The easiest way to do so is by using Docker:

docker run --rm -d -p 5432:5432 --name postgres-coordinatord -e POSTGRES_PASSWORD=revault -e POSTGRES_USER=revault -e POSTGRES_DB=coordinator_db postgres:alpine

If you already have a Postgre backend set up, the script will just need credentials (and optionally a POSTGRES_HOST) and will take care of creating the database (and removing it at teardown).

Assuming you've set a PostgreSQL backend with credentials revault:revault as with the Docker example above, and you want to deploy a Revault setup with 1 Stakeholder, 1 Manager and 2 Stakeholder-Managers who can Spend with a threshold of 2 after 6 blocks (and no automated spending policy):

POSTGRES_USER=revault POSTGRES_PASS=revault ./aquarium.py --stakeholders 1 --managers 1 --stakeholder-managers 2 --timelock 6 --managers-threshold 2

Tweaking

You can disable the GUI by setting the WITH_GUI environment variable to 0. This saves a considerable amount of time (revault-gui compilation).

The shell you are being dropped in is set to bash by default. This can be modified using the SHELL environment variable, however this has only been tested with bash. In fact, it would most likely break at the moment with another shell as we are using --init-file to provide aliases.

By default, all data directories are created in a demo parent directory created in the current working directory.
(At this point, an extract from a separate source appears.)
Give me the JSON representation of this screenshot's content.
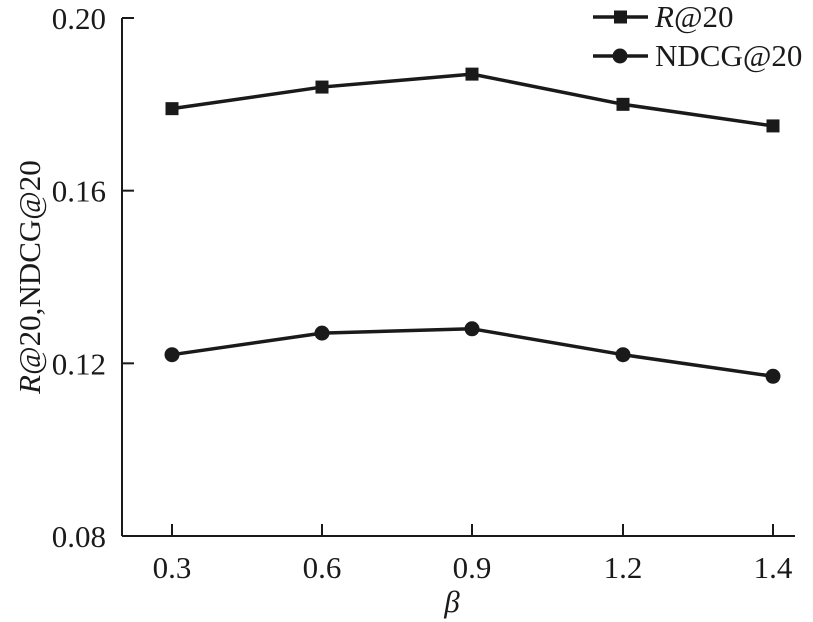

This can be changed using the BASE_DIR environment variable.

You can adjust the logging level using the LOG_LEVEL environment variable. This will affect the daemons logs and test framework verbosity.
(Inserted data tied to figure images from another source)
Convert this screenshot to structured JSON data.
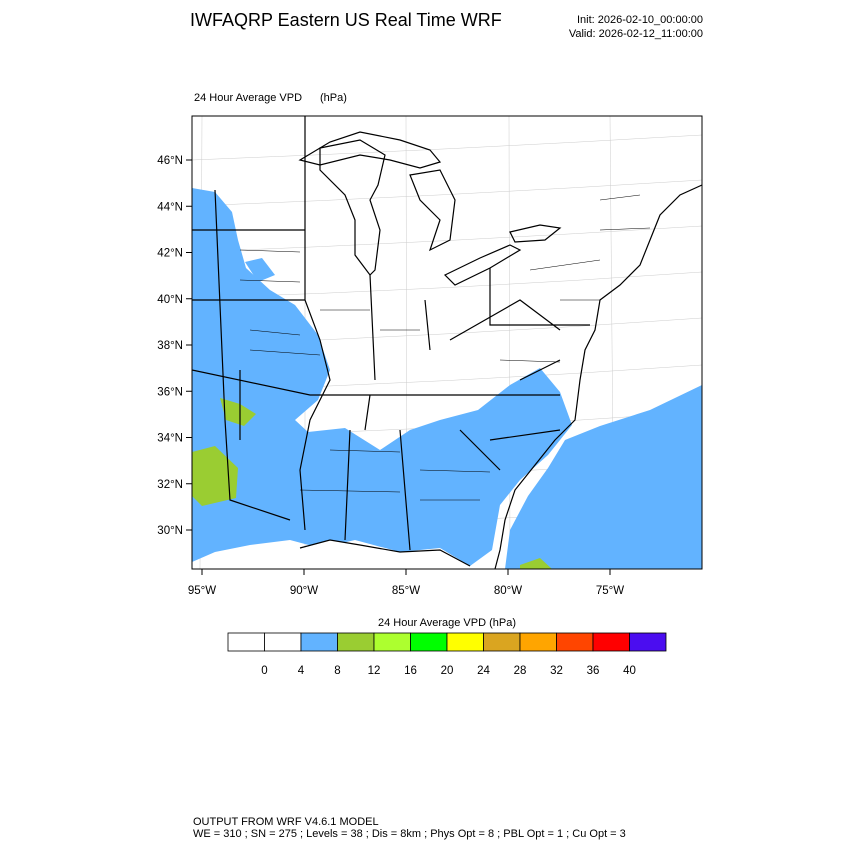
{
  "header": {
    "title": "IWFAQRP Eastern US Real Time WRF",
    "init": "Init: 2026-02-10_00:00:00",
    "valid": "Valid: 2026-02-12_11:00:00"
  },
  "map": {
    "field_label": "24 Hour Average VPD",
    "units": "(hPa)",
    "lat_labels": [
      "46°N",
      "44°N",
      "42°N",
      "40°N",
      "38°N",
      "36°N",
      "34°N",
      "32°N",
      "30°N"
    ],
    "lon_labels": [
      "95°W",
      "90°W",
      "85°W",
      "80°W",
      "75°W"
    ]
  },
  "colorbar": {
    "title": "24 Hour Average VPD  (hPa)",
    "colors": [
      "#ffffff",
      "#ffffff",
      "#62b3ff",
      "#9acd32",
      "#adff2f",
      "#00ff00",
      "#ffff00",
      "#daa520",
      "#ffa500",
      "#ff4500",
      "#ff0000",
      "#4b0df0"
    ],
    "labels": [
      0,
      4,
      8,
      12,
      16,
      20,
      24,
      28,
      32,
      36,
      40
    ]
  },
  "footer": {
    "line1": "OUTPUT FROM WRF V4.6.1 MODEL",
    "line2": "WE = 310 ; SN = 275 ; Levels = 38 ; Dis = 8km ; Phys Opt = 8 ; PBL Opt = 1 ; Cu Opt = 3"
  }
}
You can set a single dummy signer for each participant and have an alias for each by setting WITH_ALL_HWS=1.

See [aquarium.py] for more environment variable. Notably, you can change the source code version being fetched, and the directory in which repos are git cloned.

Contributing

Contributions are very welcome, and especially for documentation that may be unclear to someone external to the project or fixups to the aquarium.py script for environments we haven't tested in ourselves!

For code modification, please bear in mind that we want to keep the divergence between this repo's test_framework and revaultd's one as low as possible to reduce the maintenance burden of maintaining this repo up-to-date. If you have a fix for the test_framework itself, prefer proposing it upstream to revaultd.